Il rumore provocato dagli scoppi, è una fonte di stress enorme per gli animali : gli uccelli, ad esempio, spaventati dal fracasso, abbandonano i loro rifugi e volano all’impazzata, e la maggior parte delle volte finiscono contro tralicci dell’alta tensione e contro i muri.Gli animali domestici invece, come cani e gatti, se non vengono protetti nella maniera adeguata, la maggior parte delle volte scappano spaventati, o addirittura muoiono per colpa del terrore provocato dalle esplosioni.

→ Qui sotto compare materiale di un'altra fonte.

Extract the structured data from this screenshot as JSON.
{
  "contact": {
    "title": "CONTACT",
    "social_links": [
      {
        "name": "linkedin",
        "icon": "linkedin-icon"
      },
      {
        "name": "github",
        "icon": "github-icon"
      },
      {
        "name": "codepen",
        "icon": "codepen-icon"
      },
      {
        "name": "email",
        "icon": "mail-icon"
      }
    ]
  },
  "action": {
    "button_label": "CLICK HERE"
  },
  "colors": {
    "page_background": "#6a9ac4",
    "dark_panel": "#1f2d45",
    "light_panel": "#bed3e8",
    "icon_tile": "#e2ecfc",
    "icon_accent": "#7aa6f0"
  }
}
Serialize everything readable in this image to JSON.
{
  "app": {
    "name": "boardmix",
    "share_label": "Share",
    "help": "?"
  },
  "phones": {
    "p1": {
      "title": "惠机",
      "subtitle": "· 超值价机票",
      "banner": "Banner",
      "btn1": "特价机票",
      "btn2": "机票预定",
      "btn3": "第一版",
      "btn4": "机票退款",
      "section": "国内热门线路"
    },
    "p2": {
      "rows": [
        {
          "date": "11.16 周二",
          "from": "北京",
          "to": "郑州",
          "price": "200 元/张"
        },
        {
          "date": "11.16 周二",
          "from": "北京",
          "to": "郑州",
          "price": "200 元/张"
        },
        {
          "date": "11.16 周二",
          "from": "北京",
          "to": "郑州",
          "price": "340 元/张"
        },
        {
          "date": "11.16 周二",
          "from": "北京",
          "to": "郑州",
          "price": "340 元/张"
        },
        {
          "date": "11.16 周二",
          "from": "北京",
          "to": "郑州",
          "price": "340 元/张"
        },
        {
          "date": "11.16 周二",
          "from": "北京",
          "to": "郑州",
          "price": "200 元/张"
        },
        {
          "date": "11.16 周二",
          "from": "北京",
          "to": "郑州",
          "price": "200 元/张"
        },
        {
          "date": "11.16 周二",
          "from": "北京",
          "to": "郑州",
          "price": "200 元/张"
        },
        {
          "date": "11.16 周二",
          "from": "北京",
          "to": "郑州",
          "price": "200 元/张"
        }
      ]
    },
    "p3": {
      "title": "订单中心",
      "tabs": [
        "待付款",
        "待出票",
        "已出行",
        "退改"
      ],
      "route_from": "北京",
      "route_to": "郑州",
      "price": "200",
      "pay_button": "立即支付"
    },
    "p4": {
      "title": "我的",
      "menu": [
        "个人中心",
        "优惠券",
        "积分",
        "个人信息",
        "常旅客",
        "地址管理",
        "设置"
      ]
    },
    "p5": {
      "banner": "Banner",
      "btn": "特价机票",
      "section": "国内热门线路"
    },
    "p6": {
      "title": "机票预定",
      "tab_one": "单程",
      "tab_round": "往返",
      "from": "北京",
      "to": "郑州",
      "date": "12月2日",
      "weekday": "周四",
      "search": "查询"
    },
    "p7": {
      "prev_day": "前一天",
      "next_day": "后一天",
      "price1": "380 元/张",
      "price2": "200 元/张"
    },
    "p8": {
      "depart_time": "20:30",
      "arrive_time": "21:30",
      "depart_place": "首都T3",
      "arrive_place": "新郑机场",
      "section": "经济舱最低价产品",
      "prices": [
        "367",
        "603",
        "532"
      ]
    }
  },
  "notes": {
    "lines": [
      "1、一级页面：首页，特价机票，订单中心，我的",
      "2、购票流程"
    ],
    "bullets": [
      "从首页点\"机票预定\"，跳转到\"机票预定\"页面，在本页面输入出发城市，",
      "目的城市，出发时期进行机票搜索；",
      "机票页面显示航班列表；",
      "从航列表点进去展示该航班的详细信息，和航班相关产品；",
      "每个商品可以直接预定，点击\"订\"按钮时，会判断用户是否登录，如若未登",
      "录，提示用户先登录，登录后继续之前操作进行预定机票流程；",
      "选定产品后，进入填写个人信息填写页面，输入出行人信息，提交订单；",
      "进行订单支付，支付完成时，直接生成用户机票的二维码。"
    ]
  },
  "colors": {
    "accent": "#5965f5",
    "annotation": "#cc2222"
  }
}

Per questo motivo la Federazione Italiana Associazioni Diritti Animali e Ambienti ha lanciato un appello contro i “botti” di Capodanno, proponendo alcune regole per tutelare gli animali in questa notte così difficile per loro.

 La Federazione, che raggruppa ben 23 associazioni animaliste, tra cui Enpa ( Ente Nazionale Protezione Animali ) Lav ( Lega Anti Vivisezione ) e Leidaa ( Lega Italiana per la difesa degli animali e dell’ambiente ) suggerisce di non lasciare i nostri animali soli, di non lasciarli uscire e tenerli in un posto “rassicurante”. Inoltre consiglia di non portarli fuori nelle ore cruciali, ossia quelle vicino alla mezzanotte, e se proprio necessario di tenerli perennemente al guinzaglio e fargli indossare la medaglietta identificativa con indirizzi e numeri validi.

 Molti animali, durante la notte di San Silvestro scappano terrorizzati : i meno fortunati finiscono investiti o  non riescono più a trovare la strada di casa, gli altri invece, più fortunati, vengono trovati e portati ai canili comunali, ma in assenza di microchip di riconoscimento è molto difficile ricongiungerli alle loro famiglie.

 Negli ultimi anni, grazie alle campagne di sensibilizzazione fatte dalle Associazioni Animaliste, molti Comuni del nostro paese stanno mostrando un crescente interesse a riguardo. Alcune amministrazioni comunali hanno addirittura emanato provvedimenti restrittivi o di divieto, per cercare di controllare il problema.